Ce qui l’a aussi poussé à accepter ce mandat aux Nations Unies, c’est la possibilité qui lui est donnée de rétablir certaines vérités. « L’idée que toute l’Afrique s’en vient en Europe c’est une mythologie, la plupart des migrations ont lieu à l’intérieur même des pays puis dans les pays limitrophes », lance-t-elle. « Je n’ai jamais travaillé dans un dossier ou la perception est aussi déconnectée de la réalité », assure-t-elle.

Sa foi en l’ONU en est une autre. « Si on ne l’avait pas, il faudrait l’inventer. Je crois encore à sa mission. C’est le seul forum universel », dit-elle, en concédant qu’il n’est pas non plus parfait.

Une jeune génération impressionnante

Lorsqu’on demande à Louise Arbour quelles sont les personnalités juridiques qui l’ont le plus impressionnée au cours de sa carrière, elle répond: « les jeunes avocats ».
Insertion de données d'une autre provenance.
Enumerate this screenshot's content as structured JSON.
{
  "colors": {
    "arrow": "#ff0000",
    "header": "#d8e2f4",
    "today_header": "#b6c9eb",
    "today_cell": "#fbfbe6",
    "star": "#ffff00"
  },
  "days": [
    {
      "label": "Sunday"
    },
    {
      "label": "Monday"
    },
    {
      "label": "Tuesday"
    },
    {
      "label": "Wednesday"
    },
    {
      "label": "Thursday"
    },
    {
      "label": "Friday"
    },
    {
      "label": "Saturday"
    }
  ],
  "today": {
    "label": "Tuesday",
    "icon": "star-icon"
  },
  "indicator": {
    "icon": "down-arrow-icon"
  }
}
« Je sais que cela va vous surprendre… Mais cette génération m'impressionne. Ils savent plein de choses que je ne sais pas, ils ont des outils de travail avec lesquels je ne suis pas du tout familière. Je les trouve tellement bons! », dit-elle, enthousiaste.

Louise Arbour avoue aussi sa grande admiration pour la juge en chef de la Cour suprême, Beverly McLachlin, qui va bientôt tirer sa révérence.

Quant à ceux qui changeront les choses, notamment au niveau politique, Louise Arbour leur confère une énorme responsabilité. « La situation actuelle demande aux dirigeants politiques de prendre des décisions et de ne pas toujours attendre d'être porté par l'opinion publique. C'est ça, le principe du leadership! »

Louise Arbour, née en 1947 à Montréal, est membre du Barreau du Québec depuis 1971 et du Barreau de l'Ontario depuis 1977. Elle a siégé à la Cour suprême du Canada de 1999 à 2004, à la Cour d'appel de l'Ontario et à la Cour suprême de l'Ontario. Elle a été procureure générale pour les Tribunaux pénaux internationaux pour l'ex-Yougoslavie et le Rwanda de 1996 à 1999, membre de la Cour suprême de l'Ontario (Haute Cour de Justice) de 1987 à 1990 et membre de la Cour d'appel de l'Ontario de 1990 à 1999 (absence autorisée de 1996 à 1999). De 2004 à 2008, elle a été haut-commissaire des Nations Unies aux droits de l'homme. Diplômée en droit de l'Université de Montréal en 1970, elle a reçu aussi un Docteur honoris causa de 40 universités du Canada et de l'étranger. À la fin de son mandat aux Nations Unies, elle retournera exercer au cabinet BLG.